I don't think that's squaring, since "o" is a literal. Squaring is more like /f../ where the first and second /./ must match equal strings. Squaring is actually supported by the Perl regex /f(.)\g1/, where /\g1/ is a backreference[1] to the first match group (here just /(.)/, but could be arbitrarily large). It's easy to see how this feature requires backtracking, and therefore how it can lead to an exponential running time.
/f(.)\g1/ is equivalent to the non-backtracking regex /f(?:\x00\x00|…|aa|bb|cc|…|\U10FFFF\U10FFFF)/ - you've already made a regex over 2 million Unicode codepoints long from an input 6 bytes long. /f(..)\g1/ would create a regex 2 billion codepoints long. If you restrict the regex to Latin-1 or another 1-byte encoding, the exponent base is smaller, but the growth is still exponential.
Supporting features like backreferences is convenient, so that's why Perl has them. You can at least use backtracking to reduce the space blowup (only need linear memory to do a DFS), but it's easy to make the regex match take exponential time with a suitable match text. That's why backtracking regexes are not safe against hostile clients unless you sandbox their time and memory usage carefully.
Squaring isn't backreferences, though you can square more than a literal. An example squaring is /(foo|bar*){2}/ which is equivalent to /(foo|bar*)(foo|bar*)/, not /(foo|bar*)\g1/.
Backreferences aren't technically regular, and as you say they can take exponential time to match. But the theorem that regular expression equivalence is EXPSPACE-complete applies to real regular expressions, not just perl "regexes".
IIRC the proof is something like, given a Turing machine that runs in space S, to consider traces of the the computation, which are concatenations of S-long strings (plus a head indicator holding the machine's internal state etc). You can make a regex that matches invalid executions of the machine, which are basically of the form
/.* (foo1.{S}bar1 | foo2.{S}bar2 | ...) .*/
where foo1->bar1, foo2->bar2 etc are all the types of invalid transitions (basically, either something on the tape not next to the head changed, or the head changed in a way not indicated in the state table).

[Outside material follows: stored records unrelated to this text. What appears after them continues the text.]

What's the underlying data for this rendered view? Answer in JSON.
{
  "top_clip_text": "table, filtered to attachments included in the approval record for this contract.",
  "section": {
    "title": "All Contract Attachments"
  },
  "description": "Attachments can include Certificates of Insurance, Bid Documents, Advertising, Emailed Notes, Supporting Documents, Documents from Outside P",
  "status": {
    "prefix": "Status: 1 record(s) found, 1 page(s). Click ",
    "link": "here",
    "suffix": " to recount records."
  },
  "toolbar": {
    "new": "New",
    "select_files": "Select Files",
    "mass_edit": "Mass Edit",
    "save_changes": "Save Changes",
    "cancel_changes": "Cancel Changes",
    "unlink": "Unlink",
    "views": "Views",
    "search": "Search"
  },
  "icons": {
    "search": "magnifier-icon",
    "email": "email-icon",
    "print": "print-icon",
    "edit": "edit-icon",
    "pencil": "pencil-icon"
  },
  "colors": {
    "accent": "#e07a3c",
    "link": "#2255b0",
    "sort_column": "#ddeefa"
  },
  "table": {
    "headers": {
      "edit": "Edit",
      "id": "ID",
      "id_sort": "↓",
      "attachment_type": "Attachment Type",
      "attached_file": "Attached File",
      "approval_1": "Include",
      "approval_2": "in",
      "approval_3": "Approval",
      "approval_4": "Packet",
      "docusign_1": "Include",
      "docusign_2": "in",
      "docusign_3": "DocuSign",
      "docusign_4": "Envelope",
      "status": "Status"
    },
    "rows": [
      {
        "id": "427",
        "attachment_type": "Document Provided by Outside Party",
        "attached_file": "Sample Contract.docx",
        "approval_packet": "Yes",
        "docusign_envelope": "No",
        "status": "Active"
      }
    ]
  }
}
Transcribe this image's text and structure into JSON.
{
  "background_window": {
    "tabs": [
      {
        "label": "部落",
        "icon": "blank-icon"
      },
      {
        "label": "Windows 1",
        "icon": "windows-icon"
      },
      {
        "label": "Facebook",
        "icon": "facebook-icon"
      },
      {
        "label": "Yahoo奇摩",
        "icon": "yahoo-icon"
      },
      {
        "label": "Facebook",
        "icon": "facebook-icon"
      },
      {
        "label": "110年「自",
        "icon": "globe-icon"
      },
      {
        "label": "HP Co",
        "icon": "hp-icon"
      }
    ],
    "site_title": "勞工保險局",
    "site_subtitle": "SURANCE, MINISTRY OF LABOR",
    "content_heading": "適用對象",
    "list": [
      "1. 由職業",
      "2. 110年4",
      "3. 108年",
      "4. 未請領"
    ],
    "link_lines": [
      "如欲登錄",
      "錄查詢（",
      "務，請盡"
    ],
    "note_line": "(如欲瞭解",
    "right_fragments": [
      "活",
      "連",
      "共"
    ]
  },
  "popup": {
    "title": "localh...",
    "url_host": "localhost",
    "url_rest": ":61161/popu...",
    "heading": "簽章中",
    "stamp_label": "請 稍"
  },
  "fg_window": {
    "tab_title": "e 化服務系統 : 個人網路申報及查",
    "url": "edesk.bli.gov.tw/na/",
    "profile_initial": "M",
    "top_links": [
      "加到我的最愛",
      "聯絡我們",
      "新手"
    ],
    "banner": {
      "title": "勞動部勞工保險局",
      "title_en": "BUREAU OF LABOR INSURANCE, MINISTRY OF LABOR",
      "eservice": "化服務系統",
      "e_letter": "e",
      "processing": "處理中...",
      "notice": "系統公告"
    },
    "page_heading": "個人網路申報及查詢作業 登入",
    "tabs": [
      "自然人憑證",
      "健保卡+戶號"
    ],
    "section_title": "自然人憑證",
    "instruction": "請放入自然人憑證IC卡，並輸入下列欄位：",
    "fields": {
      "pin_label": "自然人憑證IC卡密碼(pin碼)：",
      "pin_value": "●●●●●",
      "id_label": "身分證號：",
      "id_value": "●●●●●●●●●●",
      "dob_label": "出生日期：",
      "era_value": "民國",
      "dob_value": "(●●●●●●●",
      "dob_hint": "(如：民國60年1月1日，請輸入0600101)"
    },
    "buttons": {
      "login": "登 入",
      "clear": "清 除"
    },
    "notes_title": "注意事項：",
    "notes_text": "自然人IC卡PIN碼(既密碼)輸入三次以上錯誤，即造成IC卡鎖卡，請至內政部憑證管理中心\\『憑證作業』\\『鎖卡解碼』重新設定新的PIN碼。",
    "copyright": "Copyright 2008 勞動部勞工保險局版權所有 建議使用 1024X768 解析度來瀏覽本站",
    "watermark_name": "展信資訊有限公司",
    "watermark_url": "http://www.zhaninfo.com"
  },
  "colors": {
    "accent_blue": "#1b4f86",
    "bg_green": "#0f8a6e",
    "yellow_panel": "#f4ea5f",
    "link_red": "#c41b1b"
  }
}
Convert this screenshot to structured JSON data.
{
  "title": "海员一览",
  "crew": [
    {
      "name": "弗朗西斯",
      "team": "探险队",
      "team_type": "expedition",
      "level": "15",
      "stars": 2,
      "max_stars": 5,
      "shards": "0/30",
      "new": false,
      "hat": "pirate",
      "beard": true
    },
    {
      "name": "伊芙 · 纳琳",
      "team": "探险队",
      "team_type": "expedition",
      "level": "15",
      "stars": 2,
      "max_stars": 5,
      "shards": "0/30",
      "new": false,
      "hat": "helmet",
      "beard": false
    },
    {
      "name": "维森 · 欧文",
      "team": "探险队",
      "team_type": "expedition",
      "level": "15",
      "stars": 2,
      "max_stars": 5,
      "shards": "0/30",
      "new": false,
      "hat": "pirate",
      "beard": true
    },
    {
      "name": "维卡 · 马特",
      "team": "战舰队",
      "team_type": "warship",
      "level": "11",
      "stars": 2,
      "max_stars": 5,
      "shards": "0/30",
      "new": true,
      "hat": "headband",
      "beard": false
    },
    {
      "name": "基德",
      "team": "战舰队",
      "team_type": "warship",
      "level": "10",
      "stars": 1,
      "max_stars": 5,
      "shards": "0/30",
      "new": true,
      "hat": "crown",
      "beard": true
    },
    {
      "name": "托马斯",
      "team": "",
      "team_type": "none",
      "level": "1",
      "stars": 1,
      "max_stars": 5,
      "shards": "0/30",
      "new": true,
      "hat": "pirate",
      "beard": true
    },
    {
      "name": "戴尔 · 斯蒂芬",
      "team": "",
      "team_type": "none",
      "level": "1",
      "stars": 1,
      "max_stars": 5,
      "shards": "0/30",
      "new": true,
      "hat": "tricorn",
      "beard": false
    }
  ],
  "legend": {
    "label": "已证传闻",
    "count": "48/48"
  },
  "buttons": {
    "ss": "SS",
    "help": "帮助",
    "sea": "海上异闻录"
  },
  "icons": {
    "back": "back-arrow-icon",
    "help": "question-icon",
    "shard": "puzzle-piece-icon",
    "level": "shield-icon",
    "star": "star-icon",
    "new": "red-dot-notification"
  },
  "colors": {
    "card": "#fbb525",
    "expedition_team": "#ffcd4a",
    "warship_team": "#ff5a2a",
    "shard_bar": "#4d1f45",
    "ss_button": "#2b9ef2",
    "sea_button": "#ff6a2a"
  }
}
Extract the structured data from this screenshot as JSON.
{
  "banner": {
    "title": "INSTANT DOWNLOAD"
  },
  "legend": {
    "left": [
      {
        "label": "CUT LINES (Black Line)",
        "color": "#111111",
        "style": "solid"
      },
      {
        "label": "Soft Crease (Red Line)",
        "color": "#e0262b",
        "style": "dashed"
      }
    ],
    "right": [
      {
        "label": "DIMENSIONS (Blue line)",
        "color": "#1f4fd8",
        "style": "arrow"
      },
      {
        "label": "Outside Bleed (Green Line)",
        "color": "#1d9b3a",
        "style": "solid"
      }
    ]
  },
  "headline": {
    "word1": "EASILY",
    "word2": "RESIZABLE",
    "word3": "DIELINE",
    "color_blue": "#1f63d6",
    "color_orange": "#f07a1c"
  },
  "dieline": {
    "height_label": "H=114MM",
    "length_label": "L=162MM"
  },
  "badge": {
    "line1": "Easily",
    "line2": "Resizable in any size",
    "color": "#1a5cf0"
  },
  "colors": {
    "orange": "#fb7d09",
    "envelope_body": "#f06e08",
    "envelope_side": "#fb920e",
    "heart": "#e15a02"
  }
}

You also set rules to enforce the initial state. Then you ask whether:
/wrong initial state | invalid execution | execution that doesn't end in "accept"/
is the same regex as
/.*/
If it's the same, then there are no strings which don't match the first regex; such a string must have the right initial state, a valid execution, and end in "accept". So if the two are the same, then all valid executions end in "reject". Since you aren't constrained to allow only a single state transition rule, this actually shows NEXPSPACE hardness, but that's equal to EXPSPACE by Savitch's theorem. Anyway I could be misremembering this, it's been a while, but it doesn't require backreferences.
The squaring is required to make the {S} part without exponential blowup. Otherwise, I think the problem is only PSPACE-hard (PSPACE-complete? I don't remember).
it always bugged me as a student that had to sit through all those discrete maths lectures that standard regex libraries don't allow you to union/intersect two "compiled" regular expression objects together
(having to try them one an a time is pretty sad)
Oh neat, this is scala via scalajs.
On mobile: are the rectangle glyphs as suffixes on the states on purpose or am I missing a font?
The states are numbered, $\alpha_0, ..., \alpha_N$ and $\beta_0, ...$. You might be missing the font for the digits.
ugh STOP USING GITHUB
Can LLMs do this?
I wouldn't use an LLM for anything that can be done 100% precisely, like this.
OK, just curious how LLMs are stacking up in logical tasks like this. I kept hearing we were close to AGI so just wondering how far there is to go.
Humans can do these intersections, but we don’t do it by riffing off the top of our heads. We carefully develop and apply a formal system. LLMs are just (a very important) component.
We've been "close" to AGI for like 40+ years.